Somalia’s new leader secured promises of an economic and political “New Deal” during his first European Union visit Wednesday, two weeks after the nation’s government formally won US recognition.
Taking the Horn of Africa nation one more step forward in its return to the international fold after two decades of conflict, Somali President Hassan Sheikh Mohamud won the support of top European Union officials on the first of a two-day stop in Brussels.
On Thursday he meets with the EU’s 27 foreign ministers before going on to London.
“We agreed to enhance relations between Somalia and the EU,” said European Commission president Jose Manuel Barroso. “We believe there is a real commitment to go forward.”
Hailing “a new era” in ties, the bloc’s foreign policy chief Catherine Ashton announced the EU would host a global conference in the autumn to “come up with a New Deal for Somalia that will help deliver political, security and development support.”
“Somalia has come a long way,” said Ashton, pointing to a 95 percent drop in piracy off the Somalia coast and the beating back over the past two years of Islamist Shehab insurgents.
The EU has funnelled some 600 million euros into Somalia over the last five years as part of a three-pronged approach of defence, diplomacy and development, a winning formula likely to be tried in the coming weeks in beleaguered west African state Mali, which has likewise come under attack from Islamist fighters.
But Mohamud said his nation needed to move from being a country “in relief” to one in recovery.
“Somalia is where Europe was in 1945,” Mohamud said. “Everything is zero, everything has to be started from scratch. And we cannot do it alone.
“We need the support of the whole international community and in particular the support of the European Union.”

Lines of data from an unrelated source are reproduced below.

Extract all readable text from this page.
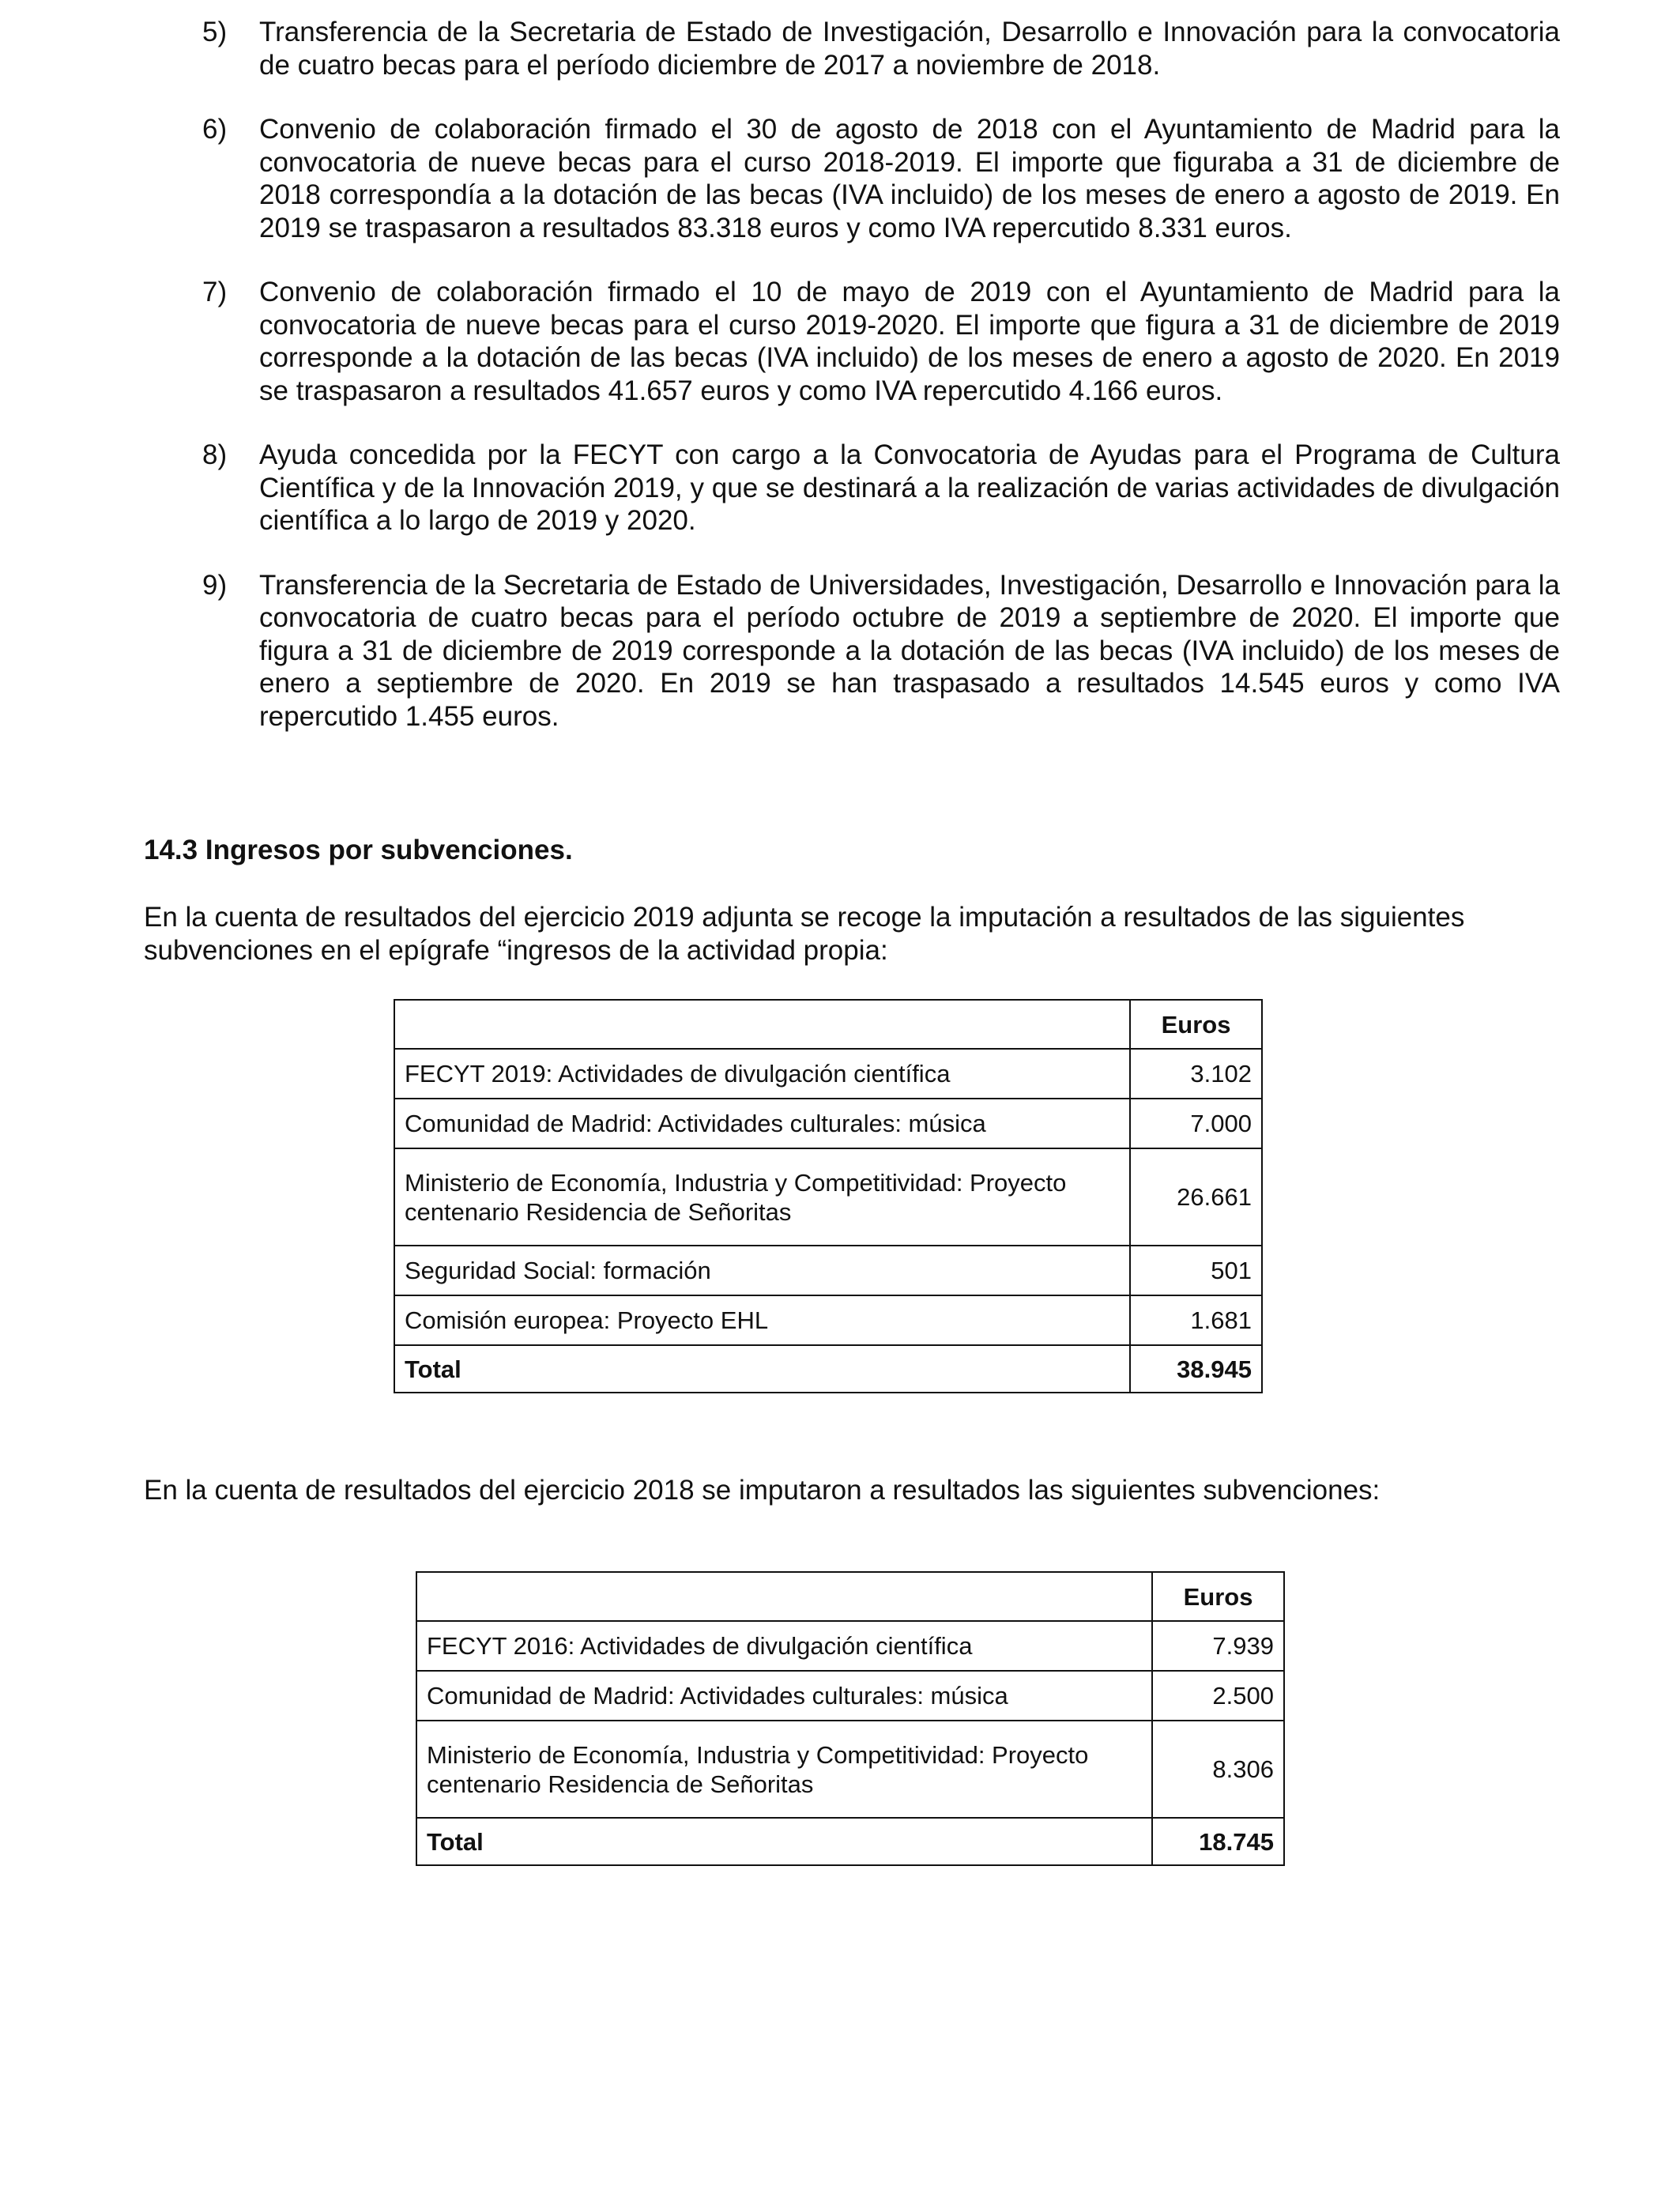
5) Transferencia de la Secretaria de Estado de Investigación, Desarrollo e Innovación para la convocatoria de cuatro becas para el período diciembre de 2017 a noviembre de 2018.
6) Convenio de colaboración firmado el 30 de agosto de 2018 con el Ayuntamiento de Madrid para la convocatoria de nueve becas para el curso 2018-2019. El importe que figuraba a 31 de diciembre de 2018 correspondía a la dotación de las becas (IVA incluido) de los meses de enero a agosto de 2019. En 2019 se traspasaron a resultados 83.318 euros y como IVA repercutido 8.331 euros.
7) Convenio de colaboración firmado el 10 de mayo de 2019 con el Ayuntamiento de Madrid para la convocatoria de nueve becas para el curso 2019-2020. El importe que figura a 31 de diciembre de 2019 corresponde a la dotación de las becas (IVA incluido) de los meses de enero a agosto de 2020. En 2019 se traspasaron a resultados 41.657 euros y como IVA repercutido 4.166 euros.
8) Ayuda concedida por la FECYT con cargo a la Convocatoria de Ayudas para el Programa de Cultura Científica y de la Innovación 2019, y que se destinará a la realización de varias actividades de divulgación científica a lo largo de 2019 y 2020.
9) Transferencia de la Secretaria de Estado de Universidades, Investigación, Desarrollo e Innovación para la convocatoria de cuatro becas para el período octubre de 2019 a septiembre de 2020. El importe que figura a 31 de diciembre de 2019 corresponde a la dotación de las becas (IVA incluido) de los meses de enero a septiembre de 2020. En 2019 se han traspasado a resultados 14.545 euros y como IVA repercutido 1.455 euros.
14.3 Ingresos por subvenciones.

En la cuenta de resultados del ejercicio 2019 adjunta se recoge la imputación a resultados de las siguientes subvenciones en el epígrafe “ingresos de la actividad propia:

	Euros
FECYT 2019: Actividades de divulgación científica	3.102
Comunidad de Madrid: Actividades culturales: música	7.000
Ministerio de Economía, Industria y Competitividad: Proyecto centenario Residencia de Señoritas	26.661
Seguridad Social: formación	501
Comisión europea: Proyecto EHL	1.681
Total	38.945

En la cuenta de resultados del ejercicio 2018 se imputaron a resultados las siguientes subvenciones:

	Euros
FECYT 2016: Actividades de divulgación científica	7.939
Comunidad de Madrid: Actividades culturales: música	2.500
Ministerio de Economía, Industria y Competitividad: Proyecto centenario Residencia de Señoritas	8.306
Total	18.745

“We need engagement that looks like the Marshall Plan,” he said referring to the US-funded plan to rebuild Europe after World War II.
EU president Herman Van Rompuy said Mohamud’s visit, his first to Europe, came as Somalia was on a “path to transforming and taking its rightful place in the community of nations.”
A university lecturer, Mohamud was elected in September after eight years of transitional rule by a corruption-riddled government, raising hopes of an effective central government after more than two decades of chaos and war.
Recent months have seen a 17,000-strong African Union force, fighting alongside government forces — many of them EU-trained — and Ethiopian soldiers remove Shehab insurgents from the capital and from key towns.
Last week, the bloc extended an EU mission to train Somali soldiers for another two years at a cost of around 11 million euros. Launched in 2010 it has trained some 3,000 Somali troops.
The EU’s anti-piracy mission off the Somali coast, EUNAVFOR, has also been extended until December 2014, and the EUCAP Nestor mission assists Somalia and other countries to improve maritime security.
A senior EU official said the visit “symbolises a highly significant shift in the way the world sees Somalia and Somalia sees the world”.
“We want to encourage Somalia, say we are with them, that we take them seriously,” he added.
Next steps will necessitate Somalia doing a deal with its global partners to clear its huge financial arrears and put in place international aid programmes to help establish the government’s legitimacy.
Mohamud’s administration is working also to continue extending control over the territory and improve security while easing testy relations with its neighbours.
Two weeks ago Mogadishu cleared a crucial diplomatic barrier when the United States recognised its government for the first time since 1991.